© JUNGE FREIHEIT Verlag GmbH & Co.  www.jungefreiheit.de  12/11 18. März 2011

Zwischen Reichstag und Kanzleramt
Siegesfeier vor dem Kanzleramt
Marcus Schmidt

Am Montagnachmittag flatterten im Regierungsviertel die gelb-roten Fahnen der Atomkraftgegner im Berliner Vorfrühlingswind. Als sich mehrere hundert Demonstranten unter den Rufen „Abschalten“ vor dem Kanzleramt sammelten, da war die erste Schlacht allerdings bereits geschlagen.

Bundeskanzlerin Angela Merkel hatte der Hauptstadtpresse zuvor überraschend das Moratorium für die Laufzeitverlängerung der deutschen Kernkraftwerke verkündet, das Umweltminister Norbert Röttgen (CDU) nun auf den Nachrichtenkanälen wortreich erklärte.

Die Demonstration vor dem Kanzleramt, mit der weiter politischer Druck aufgebaut werden sollte, geriet unversehens zu einer kleinen Siegesfeier. Die zunächst kämpferische Stimmung drohte zeitweise ins Ausgelassene zu kippen.Auch Grünen-Chefin Claudia Roth, der SPD-Vorsitzende Sigmar Gabriel und der Chef der Linksfraktion, Gregor Gysi, waren vor das Kanzleramt gezogen, um rechtzeitig für die Abendnachrichten vor Transparenten mit Aufschriften wie „Solidarität mit Japan – Ausstieg jetzt“ die passenden Fernsehbilder zu liefern.

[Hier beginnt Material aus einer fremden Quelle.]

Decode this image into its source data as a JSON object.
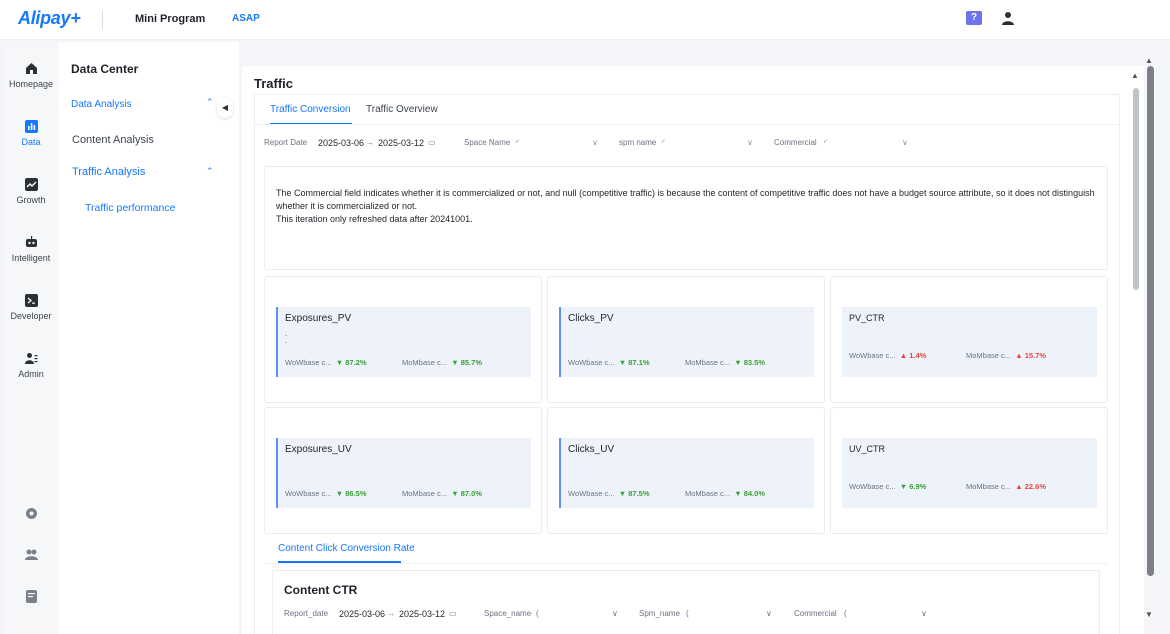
{
  "topbar": {
    "logo": "Alipay+",
    "mini_program": "Mini Program",
    "asap": "ASAP",
    "help_icon": "help-icon",
    "user_icon": "user-icon"
  },
  "rail": {
    "items": [
      {
        "label": "Homepage",
        "icon": "home-icon"
      },
      {
        "label": "Data",
        "icon": "chart-bar-icon"
      },
      {
        "label": "Growth",
        "icon": "growth-chart-icon"
      },
      {
        "label": "Intelligent",
        "icon": "robot-icon"
      },
      {
        "label": "Developer",
        "icon": "terminal-icon"
      },
      {
        "label": "Admin",
        "icon": "admin-users-icon"
      }
    ],
    "bottom_icons": [
      "settings-icon",
      "people-icon",
      "document-icon"
    ]
  },
  "subnav": {
    "title": "Data Center",
    "data_analysis": "Data Analysis",
    "content_analysis": "Content Analysis",
    "traffic_analysis": "Traffic Analysis",
    "traffic_performance": "Traffic performance"
  },
  "main": {
    "title": "Traffic",
    "tabs": [
      {
        "label": "Traffic Conversion"
      },
      {
        "label": "Traffic Overview"
      }
    ],
    "filters": {
      "report_date_label": "Report Date",
      "start_date": "2025-03-06",
      "separator": "→",
      "end_date": "2025-03-12",
      "space_name_label": "Space Name",
      "spm_name_label": "spm name",
      "commercial_label": "Commercial"
    },
    "notice": {
      "line1": "The Commercial field indicates whether it is commercialized or not, and null (competitive traffic) is because the content of competitive traffic does not have a budget source attribute, so it does not distinguish whether it is commercialized or not.",
      "line2": "This iteration only refreshed data after 20241001."
    },
    "cards": [
      {
        "title": "Exposures_PV",
        "wow_label": "WoWbase c...",
        "wow_value": "87.2%",
        "mom_label": "MoMbase c...",
        "mom_value": "85.7%"
      },
      {
        "title": "Clicks_PV",
        "wow_label": "WoWbase c...",
        "wow_value": "87.1%",
        "mom_label": "MoMbase c...",
        "mom_value": "83.5%"
      },
      {
        "title": "PV_CTR",
        "wow_label": "WoWbase c...",
        "wow_value": "1.4%",
        "mom_label": "MoMbase c...",
        "mom_value": "15.7%"
      },
      {
        "title": "Exposures_UV",
        "wow_label": "WoWbase c...",
        "wow_value": "86.5%",
        "mom_label": "MoMbase c...",
        "mom_value": "87.0%"
      },
      {
        "title": "Clicks_UV",
        "wow_label": "WoWbase c...",
        "wow_value": "87.5%",
        "mom_label": "MoMbase c...",
        "mom_value": "84.0%"
      },
      {
        "title": "UV_CTR",
        "wow_label": "WoWbase c...",
        "wow_value": "6.9%",
        "mom_label": "MoMbase c...",
        "mom_value": "22.6%"
      }
    ],
    "section2": {
      "tab": "Content Click Conversion Rate",
      "title": "Content CTR",
      "report_date_label": "Report_date",
      "start_date": "2025-03-06",
      "separator": "→",
      "end_date": "2025-03-12",
      "space_name_label": "Space_name",
      "spm_name_label": "Spm_name",
      "commercial_label": "Commercial"
    }
  },
  "colors": {
    "accent": "#1677ff",
    "down": "#3aa037",
    "up": "#e8463b",
    "card_bg": "#eef3fb"
  }
}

Doch der Erdrutsch, der die bisherige Atompolitik der schwarz-gelben Koalition unter sich begrub, hatte bereits am Wochenende begonnen, als vor allem Politiker der Grünen die sich abzeichnenden Probleme in dem japanischen Kernkraftwerk Fukushima nutzten, um von Berlin aus die Debatte um die Laufzeitverlängerung neu anzuheizen. Etwa zur selben Stunde, als am Sonnabend in Hamburg der bereits angelaufene Druck des Spiegel gestoppt wurde, um die Titelgeschichte über die Erdbebenkatastrophe in Japan durch eine Geschichte über „Das Ende des Atomzeitalters“ zu ersetzen, lief die Führungsriege der Grünen zu Hochform auf. Claudia Roth und Cem Özdemir bezeichneten die nach Ansicht von Experten realistische Einschätzung von Umweltminister Röttgen, bei einem Gau in Japan drohe den Menschen in Deutschland keine Gefahr, als  „vorschnell und unüberlegt“. Seine Behauptung, die Atomkraftwerke in Deutschland seien sicher, sei unhaltbar.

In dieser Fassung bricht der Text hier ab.